Most of the time I hand off anything about science to “RJS” but the next two chps in Adam Hamilton’s  Seeing Gray in a World of Black and White: Thoughts on Religion, Morality, and Politics are about Galileo and evolution and the Bible … and I thought I’d see if I can ride this bike with no hands! (My image for doing this on my own.)

The Tribunal of the Supreme Inquisition — what a title! — made this finding: “We say, pronounce, sentence, and declare, that thou, the said Galileo … has rendered thyself vehemently suspected of heresy by this Holy Office…” (73). What was Galileo guilty of? He believed the sun was the center of the universe and the official interpreters of the Bible thought the Bible clearly taught the earth was at the center. He was deemed a heretic.

The implication is clear: though one cannot appeal to Galileo for any and everything Christian scientists might claim, we need to realize that sometimes science shows that what we think the Bible says is not what the Bible says. That’s where we need to settle in if we are going to be truly Biblical, truly Christian, and truly scientific. If we conclude that science says something clearly and demonstrably, we ought to be willing to reconsider what we thought the Bible was saying. This doesn’t make science authoritative; it makes our interpretations in need of the Protestant principle: reformed and always reforming so that we grow in understanding what the Bible really does say.


Essentially, Galileo warns us that the Bible teaches us how to go to heaven and not how the heavens go. That science and faith complement one another. That there is no final conflict.

If you could say one thing to Bible-believing Christians about human origins, what would it be?

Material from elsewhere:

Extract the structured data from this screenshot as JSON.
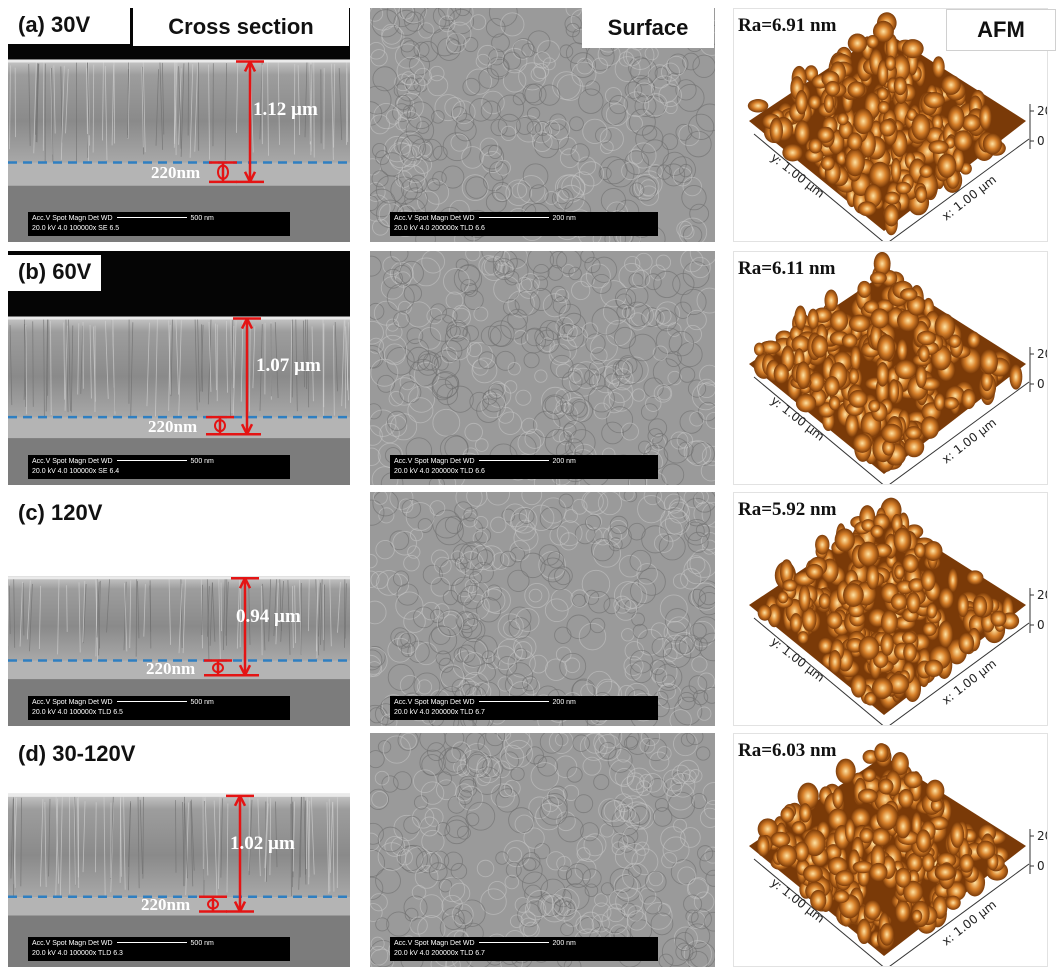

When it comes to evolution, Hamilton sketches why it is that Christians have trouble with an “unsupervised, impersonal” form of origins — contradicts a literal reading of Genesis 1, diminishes the role of God in history, and it suggests that humans are nothing but animals — not Eikons (images) of God.

But Hamilton argues that “unsupervised, impersonal” is not science and science should go no further than science can go. He then sketches — fairly in my read — creation science, intelligent design, and theistic evolution. (He mentions the little-known fact that BB Warfield, the architect of inerrancy doctrine, believed in theistic evolution, something JG Machen was not happy about.)

Hamilton opts for theistic evolution.